International Herald Tribune, 18-19/8/90:

Soviet A Bomb Plant: "The Most Polluted Spot on the Planet"
(L'usine de bombes A : "l'endroit le plus pollué de la planète")

Matthew L. Wald (New York Times Service)

Les experts américains qui ont étudié le programme de bombes atomiques soviétiques fournissent un tableau de contamination radioactive intense de l'environnement et de doses d'irradiation très élevées pour les travailleurs de ces usines.

L'URSS a récemment confirmé que durant les premières années de son programme atomique, les déchets radioactifs étaient directement rejetés dans la rivière Techa, au point que des traces en sont décelables dans l'océan arctique (d'après les experts américains).

En 1951, les déchets ont été rejeté dans le lac Karatchaï, un réservoir d'eau sans débouché de 40 ha. L'opération a été arrêtée quand il y a eu 120 millions de curies déversées (cela représenterait deux fois et demi les rejets de Tchernobyl). D'après Thomas Cochran, un physicien du Natural Resources Defense Council, une association privée de Washington, ce lac serait l'endroit le plus pollué de la planète. Sur une plage proche de la conduite déversant les déchets, on enregistrerait 600 roentgen/heure (d'autres scientifiques, qui ont fait un voyage récent à Tchéliabinsk ont compris que le taux serait de seulement six roentgen par heure). Les soviétiques s'efforceraient de réduire l'étendue contaminée en diminuant la surface du lac. [lire: Contamination nucléaire en Sibérie]

De leur côté, les Etats-Unis doivent débourser 100 milliards de dollars pour nettoyer la pollution provoquée par les usines d'armement nucléaire. Les niveaux de contamination aux Etats-Unis seraient beaucoup moins élevés qu'en URSS.

Un chercheur de Harvard, Alexandre Shlyakhter, ancien membre de l'institut de Physique nucléaire de Léningrad, a traduit un article paru en février dans la revue trimestrielle "Priroda" ("Nature" en russe, NdR). Son auteur, M. Nekipelov, affirme que
les travailleurs des usines d'armement atomique ont souvent reçu plus de 100 rems (et qu'ils connaissent un taux de cancer de 8,1 % au lieu de 4,1 % pour le reste de la population).
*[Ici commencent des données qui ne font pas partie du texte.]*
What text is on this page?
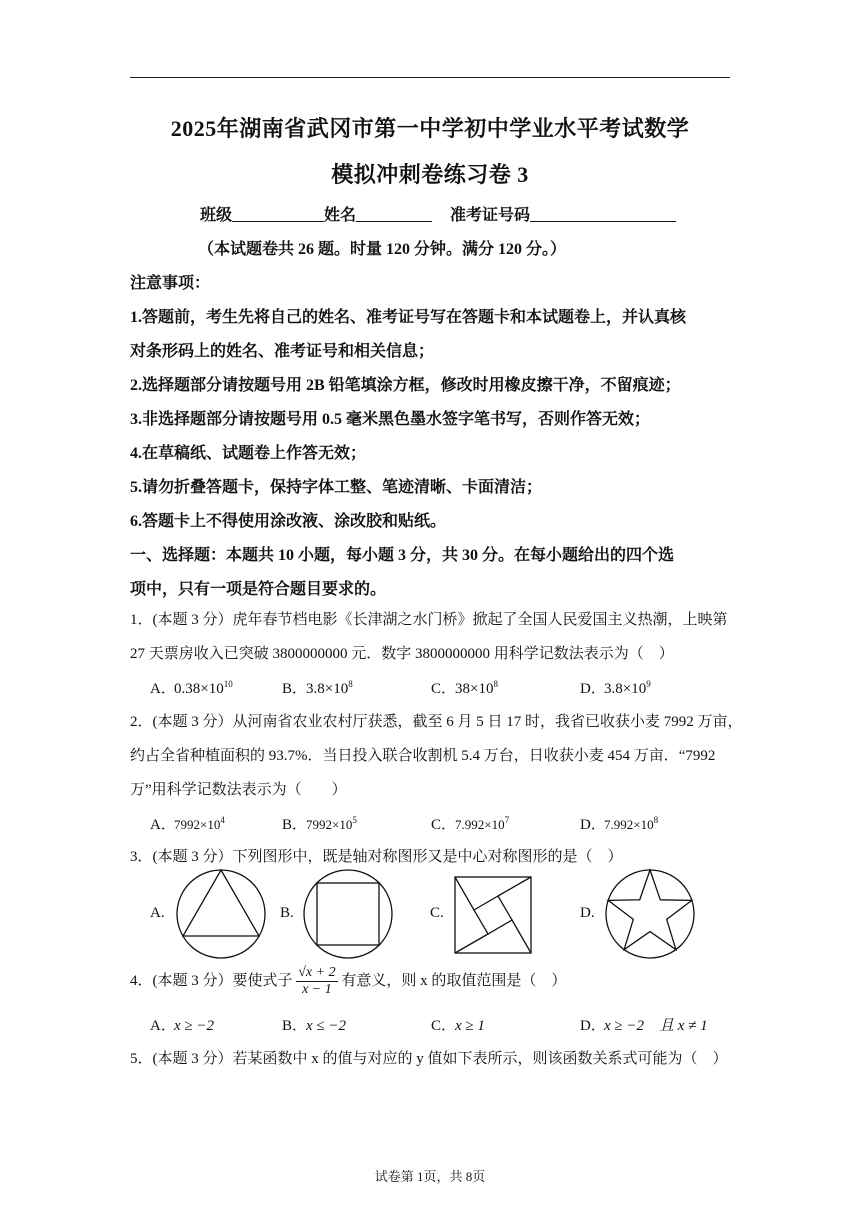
2025年湖南省武冈市第一中学初中学业水平考试数学
模拟冲刺卷练习卷 3
班级	姓名	准考证号码
（本试题卷共 26 题。时量 120 分钟。满分 120 分。）
注意事项：
1.答题前，考生先将自己的姓名、准考证号写在答题卡和本试题卷上，并认真核
对条形码上的姓名、准考证号和相关信息；
2.选择题部分请按题号用 2B 铅笔填涂方框，修改时用橡皮擦干净，不留痕迹；
3.非选择题部分请按题号用 0.5 毫米黑色墨水签字笔书写，否则作答无效；
4.在草稿纸、试题卷上作答无效；
5.请勿折叠答题卡，保持字体工整、笔迹清晰、卡面清洁；
6.答题卡上不得使用涂改液、涂改胶和贴纸。
一、选择题：本题共 10 小题，每小题 3 分，共 30 分。在每小题给出的四个选
项中，只有一项是符合题目要求的。
1．(本题 3 分）虎年春节档电影《长津湖之水门桥》掀起了全国人民爱国主义热潮，上映第
27 天票房收入已突破 3800000000 元．数字 3800000000 用科学记数法表示为（　）
A．$0.38\times 10^{10}$	B．$3.8\times 10^8$	C．$38\times 10^8$	D．$3.8\times 10^9$
2．(本题 3 分）从河南省农业农村厅获悉，截至 6 月 5 日 17 时，我省已收获小麦 7992 万亩，
约占全省种植面积的 93.7%．当日投入联合收割机 5.4 万台，日收获小麦 454 万亩．“7992
万”用科学记数法表示为（　　）
A．$7992\times 10^4$	B．$7992\times 10^5$	C．$7.992\times 10^7$	D．$7.992\times 10^8$
3．(本题 3 分）下列图形中，既是轴对称图形又是中心对称图形的是（　）
A.	B.	C.	D.
4．(本题 3 分）要使式子 $\frac{√x + 2}{x - 1}$ 有意义，则 x 的取值范围是（　）
A．x ≥ −2	B．x ≤ −2	C．x ≥ 1	D．x ≥ −2　且 x ≠ 1
5．(本题 3 分）若某函数中 x 的值与对应的 y 值如下表所示，则该函数关系式可能为（　）
试卷第 1页，共 8页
Cette dose semble en générai avoir été reçue en quelques mois ou quelques années. L'article dit également que la dose moyenne reçue par les travailleurs du plutonium aurait été en 1949 (une année record) de 94 rems. 1,8 % de ces travailleurs aurait reçu plus de 400 rems. Comme il s'agit toujours d'un site soumis au secret militaire, on ne peut savoir combien de travailleurs ont subi ce sort (mais Shlyakhter l'estime à 6 000 - 6 500).

"La dose collective semble supérieure à celle reçue par les Japonais", a-t-il dit en parlant des survivants des bombes d'Hiroshima et de Nagasaki.

La méthode de fabrication des bombes au plutonium était fondamentalement semblable à celle utilisée par les Etats-Unis à l'usine de Hanford (état de Washington). Les déchets de Hanford ont été concentrés et des effluents liquides ont été déversés dans des bassins en terre, dans l'hypothèse erronnée que le sol fixerait les matières radioactives. Le restant a été mis dans des réservoirs dont beaucoup ont fui, et dont quelques-uns menaçaient d'exploser.